Übrigens …

Dinner for One - Killer for Five im Köln, Theater Tiefrot

Mörder gesucht

So wie für Musikfreunde das Wiener Neujahrskonzert Kult ist, so der Sketch Dinner for one für Comedy-Fans. Wer sämtliche Details und Nebendetails über dieses verrückte Stück erfahren möchte, wird bei Wikipedia fündig. Dort erfährt man u.a., dass Butler James insgesamt elf Mal über den Kopf im Tigerfell stolpert und als Vorsuppe „Mulligataway“ serviert, weiterhin, dass ein besonders lautes Zuschauerlachen aus der Kehle von Sonja Göth kommt, der Frau des bei der Aufzeichnung tätigen Oberbeleuchters. Auch das künstlerische Nachleben von Dinner for one wird minutiös dokumentiert. Es fehlt allerdings Dinner for One - Killer for Five von Gerold Theobalt. Das freilich hat seinen Grund.

Der frei schaffende Autor und Dramaturg, 1957 in Gelsenkirchen geboren, heute in Wuppertal ansässig, hat schon die unterschiedlichsten Stoffe für die Bühne adaptiert. In Tiefrot kamen 2003 Bel ami nach Maupassant und 2004 La Strada zur Aufführung. Jetzt erlebte man dort seine Kriminalkomödie, welche die Vorlage Dinner for one nicht ist. Aber Theobalt will ja nicht einfach die Fernseh-Story rekapitulieren, er geht vielmehr der Frage nach, was es mit den Silvester-Gästen von Miss Sophie auf sich hat, die allesamt tot sind, also gar nicht existieren, und dennoch von Butler James aufs Höflichste bedient werden. Und er muss in deren Rollen schlüpfen, um auf Miss Sophies „Skal“ angemessen antworten zu können.

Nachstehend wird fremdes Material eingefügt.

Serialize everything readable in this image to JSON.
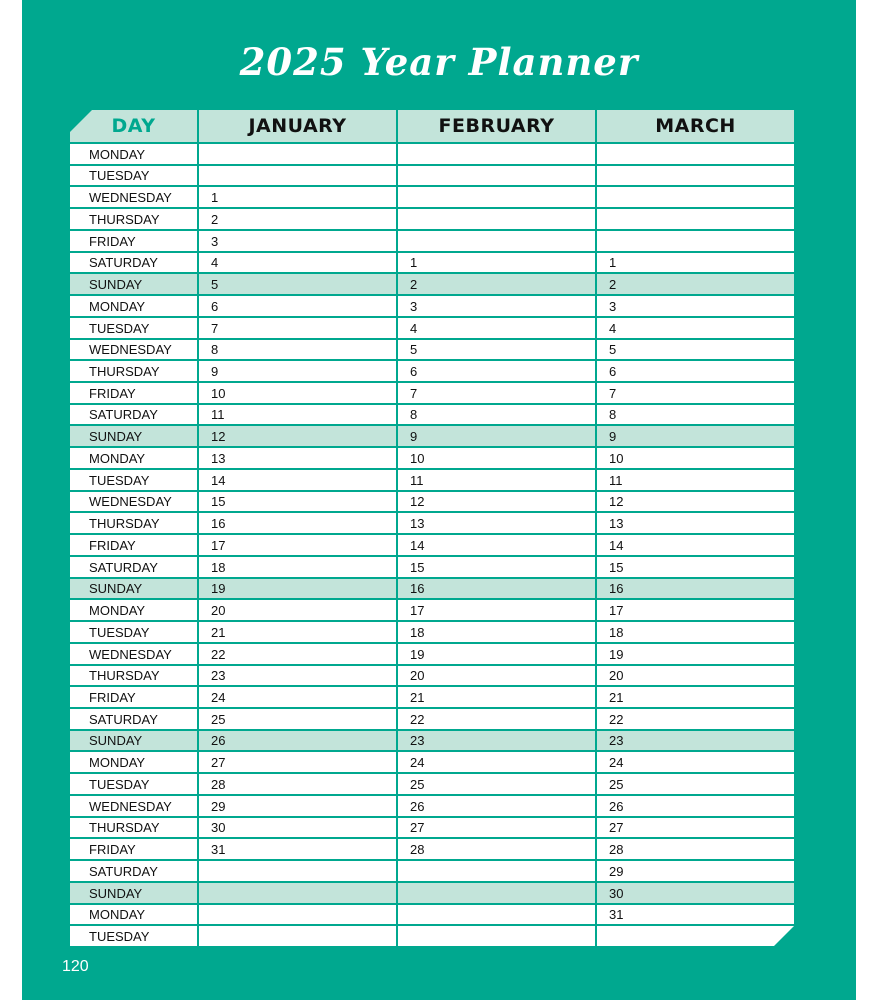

Dass der bei dieser Gelegenheit reichlich genossene Alkohol sein Butler-Verhalten fast vollständig ruiniert, kann nicht ausbleiben.

Dieses langsam wachsende Delirium von James hat Theobalt beibehalten, und Janosch Roloff spielt das im Tiefrot herrlich skurril, mit seinem ständig gebücktem Körper fast sogar etwas dämonisch. Dabei gibt er einen noch ganz jungen Mann. Kein Wunder, denn die Theobalt-Geschichte blendet von Miss Sophies 90. Geburtstag sechs Jahrzehnte zurück. Da war die Herrin von Rosen Manor noch eine kesse, knackige Frau. Entsprechend wird sie von Julia Karl gegeben: aufreizend weiblich und von immer neuen Laufsteg-Kleidern (Dejan Radulovic) eingehüllt. Miss Sophie führte einst nicht nur ein weitschweifiges, sondern auch ein ausschweifendes Leben. In der Riege ihrer Lovers spielte James keine unbedeutende Rolle. Sir Toby, Admiral von Schneider, Mr. Pommeroy und Mr. Winterbottom waren dem Lotterleben von Miss Sophie auf die Schliche gekommen, mussten für ihre Entdeckung aber büßen. Wie sie zu Tode kamen und was es mit dem fünften Mann auf sich hat (Killer for Five !), darf gerechterweise nicht verraten werden, um künftigen Zuschauern nicht die Spannung zu nehmen.. Nach zwei Stunden Aufführungsdauer mündet das neue Stück in das alte. Miss Sophie und James stehen an der Treppe zum Schlafzimmer: „The same procedure as last year““, so Frage und Antwort - und danach „Well, I’ll do my very best“.

Regisseur Volker Lippmann tut his very best, um einen flotten Abend auf die kleine Tiefrot-Bühne zu zaubern, und das ist ihm wahrlich gelungen. Seine inszenatorischen Mittel sind nicht zimperlich, aber Boulevard braucht das. Es darf also ausgiebig grimassiert, gestolpert und gefuchtelt werden. Das gilt nicht zuletzt für das eifrige Polizei-Duo Thomas Krutmann (Inspektor Degraven) und Maxi von Mühlen (Constabler Oggerty), letzterer in der Darstellung etwas feingestrickter. Den Vogel schießt Jörg Kernbach ab, der in die Haut der Verblichenen und anderer Personen schlüpft, mal wie Hitler schnarrt, mal wie Kinski säuselt. Köstlich! Der schwule Fitness-Trainer ist eine Nummer für sich. Bei aller Drastik gerät Lippmanns Inszenierung nicht plump, wird clever und hintersinnig von Anspielungen und Zitaten durchzogen. Könnte ein Renner am Haus werden.